Frustrated with God

Tuesday, September 30, 2025

Habakkuk 1:2-4; 2:1a, 2-3 – O Lord, how long shall I cry for help, and You will not hear? Or cry to You “Violence!” and You will not save? Why do You make me see iniquity, and why do You idly look at wrong? Destruction and violence are before me; strife and contention arise. So the law is paralyzed, and justice never goes forth. For the wicked surround the righteous; so justice goes forth perverted. … I will take my stand at my watchpost and station myself on the tower, and look out to see what He will say to me … And the Lord answered me: “Write the vision; make it plain on tablets, so he may run who reads it. For still the vision awaits its appointed time; it hastens to the end—it will not lie. If it seems slow, wait for it; it will surely come; it will not delay.”

Do you ever get frustrated with God? I know I do. And you can see Habakkuk the prophet getting very frustrated with God, right in this passage. Hear what he says! “O Lord, how long shall I cry for help, and You will not hear? Or cry to You ‘Violence!’ and You will not save? Why do You make me see iniquity, and why do You idly look at wrong?”

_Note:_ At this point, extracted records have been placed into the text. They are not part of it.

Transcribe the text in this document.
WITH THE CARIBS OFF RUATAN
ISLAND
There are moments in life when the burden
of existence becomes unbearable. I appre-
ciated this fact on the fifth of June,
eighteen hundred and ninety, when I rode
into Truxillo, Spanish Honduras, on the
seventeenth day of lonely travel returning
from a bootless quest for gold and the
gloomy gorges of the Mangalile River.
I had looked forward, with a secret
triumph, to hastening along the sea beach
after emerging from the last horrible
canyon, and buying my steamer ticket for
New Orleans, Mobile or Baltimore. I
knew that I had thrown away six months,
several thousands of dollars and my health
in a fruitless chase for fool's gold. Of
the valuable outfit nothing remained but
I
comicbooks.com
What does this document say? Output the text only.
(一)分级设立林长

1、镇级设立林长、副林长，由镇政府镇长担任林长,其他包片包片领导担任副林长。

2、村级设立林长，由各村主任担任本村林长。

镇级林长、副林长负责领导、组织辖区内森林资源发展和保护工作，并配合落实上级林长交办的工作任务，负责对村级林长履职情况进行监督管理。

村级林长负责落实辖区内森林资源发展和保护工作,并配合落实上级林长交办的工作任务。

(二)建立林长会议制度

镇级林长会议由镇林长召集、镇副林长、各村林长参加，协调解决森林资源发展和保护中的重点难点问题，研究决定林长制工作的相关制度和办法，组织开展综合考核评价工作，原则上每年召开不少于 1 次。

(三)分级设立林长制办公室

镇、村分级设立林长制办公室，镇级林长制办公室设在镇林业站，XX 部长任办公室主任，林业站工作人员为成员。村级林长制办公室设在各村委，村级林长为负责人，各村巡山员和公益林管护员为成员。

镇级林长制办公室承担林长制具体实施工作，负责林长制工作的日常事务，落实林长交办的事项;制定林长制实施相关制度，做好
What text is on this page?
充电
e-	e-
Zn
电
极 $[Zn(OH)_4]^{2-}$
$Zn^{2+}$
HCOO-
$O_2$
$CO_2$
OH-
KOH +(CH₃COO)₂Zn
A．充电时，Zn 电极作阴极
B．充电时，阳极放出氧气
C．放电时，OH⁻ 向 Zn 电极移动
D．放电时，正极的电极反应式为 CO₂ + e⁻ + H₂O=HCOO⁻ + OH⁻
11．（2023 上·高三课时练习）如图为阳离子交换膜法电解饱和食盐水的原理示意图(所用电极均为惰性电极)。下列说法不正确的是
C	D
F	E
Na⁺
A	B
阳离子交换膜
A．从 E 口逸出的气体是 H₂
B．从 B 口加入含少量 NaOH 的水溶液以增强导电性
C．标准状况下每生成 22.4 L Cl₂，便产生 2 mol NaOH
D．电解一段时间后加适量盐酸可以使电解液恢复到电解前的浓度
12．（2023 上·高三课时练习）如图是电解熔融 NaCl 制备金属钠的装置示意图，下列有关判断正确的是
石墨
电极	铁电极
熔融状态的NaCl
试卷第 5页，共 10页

That’s not the way most of us were raised to talk to God. But it is an honest cry from the heart. It’s the cry of a man who can’t bear the evils around him, and he furiously demands to know how God can bear it, and when is He going to do something about it?

God doesn’t get angry with Habakkuk. No, He gives him an answer! He tells him help is on the way. God will not let evil go on forever; God Himself will come into our world and put a decisive end to it.

And He does. Because that is the ultimate answer to the prophet’s questions: our Lord Jesus Christ. God answered Habakkuk—and us!—by coming Himself into our world as a human body, one of us, born in to the same broken, ruined world we live in. He came to be our Savior—to fight for us against the powers of evil, and to destroy them utterly through the blood of His cross. And then He rose from the dead, destroying death, and promising to raise us also, everyone who trusts in Him.

God is not up in heaven, idly looking at wrong. He is with us, His people, who are now the body of Christ in this world. He is with us in His Holy Spirit, continuing the work Jesus began. And He is with us in our darkest hours, when we are climbing towers like Habakkuk did, looking for any sign of His coming. Because Jesus will come in glory at a time we don’t expect Him, and put an end to all death and sin and harm and grief forever. We are waiting for that day.

WE PRAY: Lord, it’s hard to bear the horrible things we see around us in this world. Come and save us! Amen.

This Daily Devotion was written by Dr. Kari Vo.

Reflection Questions:

  1. What do we mean when we say Jesus broke the power of death and evil through His death and resurrection?
  2. When He comes again in glory at the end of the world, how will He finish up His war against evil?
  3. In the meantime, where do we get the hope and energy to keep going as we wait?